Democracy was not incidental to the Zionist program; it was among the prime guarantors that all citizens could be engaged players in the envisioned Jewish society. The 1948 Declaration of Independence said that the State of Israel would “ensure complete equality of social and political rights to all its inhabitants irrespective of religion, race, or sex, [and] guarantee freedom of religion, conscience, language, education, and culture.” And what democracy demands was laid out as clearly as possible by none other than the revisionist Zionist leader Zev Jabotinsky: “It is an incorrect view which states that government supported by the majority is democracy… . Even a government of majority rule can negate freedom; and where there are no guarantees for freedom of the individual, there can be no democracy.” Jabotinsky continues, saying “the aim of democracy is to guarantee that the minority too has influence on matters of state policy.”
The majoritarianism that Jabotinsky flagged as inimical to democracy is exactly what is being proposed today and what is motivating Israelis to pour into the streets.
As for the appointment of judges, it should be noted that an independent judiciary is foundational to Jewish views of a stable democratic polity.
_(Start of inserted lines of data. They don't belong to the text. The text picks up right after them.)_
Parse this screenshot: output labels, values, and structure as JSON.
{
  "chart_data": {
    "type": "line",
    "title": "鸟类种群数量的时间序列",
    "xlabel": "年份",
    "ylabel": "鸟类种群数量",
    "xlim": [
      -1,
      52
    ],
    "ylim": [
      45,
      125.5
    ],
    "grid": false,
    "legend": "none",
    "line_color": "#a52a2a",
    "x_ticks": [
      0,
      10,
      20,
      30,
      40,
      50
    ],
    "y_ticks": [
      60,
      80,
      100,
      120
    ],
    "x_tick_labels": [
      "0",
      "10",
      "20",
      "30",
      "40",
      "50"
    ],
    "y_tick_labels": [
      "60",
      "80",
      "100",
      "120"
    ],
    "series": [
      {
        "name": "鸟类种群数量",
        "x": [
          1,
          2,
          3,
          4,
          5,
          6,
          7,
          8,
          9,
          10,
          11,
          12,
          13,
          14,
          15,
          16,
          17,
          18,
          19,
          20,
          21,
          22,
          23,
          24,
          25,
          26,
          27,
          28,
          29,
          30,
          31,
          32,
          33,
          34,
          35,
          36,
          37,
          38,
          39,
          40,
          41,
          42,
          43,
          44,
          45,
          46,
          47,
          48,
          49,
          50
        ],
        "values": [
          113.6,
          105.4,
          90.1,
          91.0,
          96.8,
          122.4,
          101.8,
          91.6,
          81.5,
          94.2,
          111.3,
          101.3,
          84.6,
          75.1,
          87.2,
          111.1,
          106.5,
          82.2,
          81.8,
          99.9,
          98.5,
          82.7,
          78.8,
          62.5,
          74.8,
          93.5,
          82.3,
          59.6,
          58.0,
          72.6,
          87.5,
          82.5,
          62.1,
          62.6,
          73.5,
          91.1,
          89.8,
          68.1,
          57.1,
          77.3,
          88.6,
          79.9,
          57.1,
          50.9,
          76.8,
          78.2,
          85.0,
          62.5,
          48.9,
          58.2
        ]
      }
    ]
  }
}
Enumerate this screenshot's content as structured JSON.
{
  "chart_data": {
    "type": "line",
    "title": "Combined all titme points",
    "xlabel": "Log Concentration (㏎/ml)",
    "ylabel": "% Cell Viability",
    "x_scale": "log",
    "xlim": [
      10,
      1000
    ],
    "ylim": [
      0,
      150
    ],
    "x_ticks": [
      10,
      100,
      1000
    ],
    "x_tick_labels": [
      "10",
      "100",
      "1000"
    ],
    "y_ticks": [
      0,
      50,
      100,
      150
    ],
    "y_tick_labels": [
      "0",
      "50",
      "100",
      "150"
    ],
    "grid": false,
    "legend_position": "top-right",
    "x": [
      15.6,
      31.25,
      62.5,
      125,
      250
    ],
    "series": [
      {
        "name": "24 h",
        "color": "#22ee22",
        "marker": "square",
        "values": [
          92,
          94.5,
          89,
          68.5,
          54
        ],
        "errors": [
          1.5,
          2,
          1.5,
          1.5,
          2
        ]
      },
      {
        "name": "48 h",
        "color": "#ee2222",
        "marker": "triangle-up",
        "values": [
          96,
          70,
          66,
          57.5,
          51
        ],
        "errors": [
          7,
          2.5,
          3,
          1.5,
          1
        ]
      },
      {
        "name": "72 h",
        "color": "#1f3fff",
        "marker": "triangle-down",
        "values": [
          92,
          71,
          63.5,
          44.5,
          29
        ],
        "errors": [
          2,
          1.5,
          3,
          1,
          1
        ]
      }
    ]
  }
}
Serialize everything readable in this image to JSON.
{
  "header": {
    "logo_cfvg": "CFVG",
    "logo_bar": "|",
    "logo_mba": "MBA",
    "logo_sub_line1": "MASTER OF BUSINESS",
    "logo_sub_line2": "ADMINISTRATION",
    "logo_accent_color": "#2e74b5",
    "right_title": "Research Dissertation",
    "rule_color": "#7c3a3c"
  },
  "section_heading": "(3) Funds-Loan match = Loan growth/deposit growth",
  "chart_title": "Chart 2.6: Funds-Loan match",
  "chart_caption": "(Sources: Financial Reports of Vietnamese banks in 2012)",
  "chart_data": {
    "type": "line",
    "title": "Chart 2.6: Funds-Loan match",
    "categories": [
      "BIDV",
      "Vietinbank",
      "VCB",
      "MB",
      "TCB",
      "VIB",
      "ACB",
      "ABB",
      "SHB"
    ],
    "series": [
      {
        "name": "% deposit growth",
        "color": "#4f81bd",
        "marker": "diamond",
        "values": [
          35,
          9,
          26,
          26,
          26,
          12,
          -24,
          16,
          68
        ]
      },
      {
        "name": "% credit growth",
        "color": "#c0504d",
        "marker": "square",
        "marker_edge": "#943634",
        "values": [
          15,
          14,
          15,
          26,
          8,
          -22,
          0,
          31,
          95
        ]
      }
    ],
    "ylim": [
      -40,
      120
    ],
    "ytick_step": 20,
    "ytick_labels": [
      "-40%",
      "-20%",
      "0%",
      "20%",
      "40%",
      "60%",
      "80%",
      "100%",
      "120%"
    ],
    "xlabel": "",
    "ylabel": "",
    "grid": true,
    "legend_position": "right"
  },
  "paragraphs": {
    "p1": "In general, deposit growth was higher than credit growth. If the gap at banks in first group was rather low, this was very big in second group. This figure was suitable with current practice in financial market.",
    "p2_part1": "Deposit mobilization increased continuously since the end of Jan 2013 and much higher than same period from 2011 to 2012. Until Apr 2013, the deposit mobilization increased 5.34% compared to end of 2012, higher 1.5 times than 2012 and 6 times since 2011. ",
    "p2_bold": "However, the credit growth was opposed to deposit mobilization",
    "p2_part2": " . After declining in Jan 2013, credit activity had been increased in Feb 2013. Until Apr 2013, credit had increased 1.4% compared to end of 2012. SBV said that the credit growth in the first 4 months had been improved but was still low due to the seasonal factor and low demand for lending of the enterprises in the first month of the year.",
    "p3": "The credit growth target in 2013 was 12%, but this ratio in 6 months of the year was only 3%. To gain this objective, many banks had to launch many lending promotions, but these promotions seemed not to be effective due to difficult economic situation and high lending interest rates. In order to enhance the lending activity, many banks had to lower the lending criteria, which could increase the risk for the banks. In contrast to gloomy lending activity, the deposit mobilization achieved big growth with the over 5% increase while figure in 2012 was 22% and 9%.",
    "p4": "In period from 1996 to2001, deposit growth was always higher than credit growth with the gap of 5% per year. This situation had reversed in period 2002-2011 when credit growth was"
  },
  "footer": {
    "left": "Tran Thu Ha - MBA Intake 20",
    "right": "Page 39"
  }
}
When the Torah spoke of the appointment of judges, it did not imagine people beholden to an appointing power. Instead, it stressed wisdom, knowledge of the common person, and imperviousness to corruption. And the great Jacob ben Asher, composer of the comprehensive 14th century code of law known as the Tur, wrote very simply that the need for a judiciary is critical because without it, whoever has the power will rule simply by virtue of that power.
If a duly elected majority, which controls both the executive and legislature, also appoints the judiciary and can override any of its decisions, that majority is in a position to run roughshod over minority rights, and thus foil the aspirations of Zionism and the democracy it envisioned building. This is a powerful motivation fueling the demonstrations throughout Israel.
When the prayer for the State of Israel is recited in synagogues, it asks that “the hands of those who defend our Land be strengthened.” This is rightly understood to include all those who don uniforms to protect the state from attacks from without and terrorism within. But there are today even more people whose peaceful but forceful protests are defending the State of Israel and Zionism itself. We should recognize that they, too, are included in this prayer. May their safety be secured, and may their patriotic efforts on behalf of the citizens of Israel and the character of the Jewish State prevail.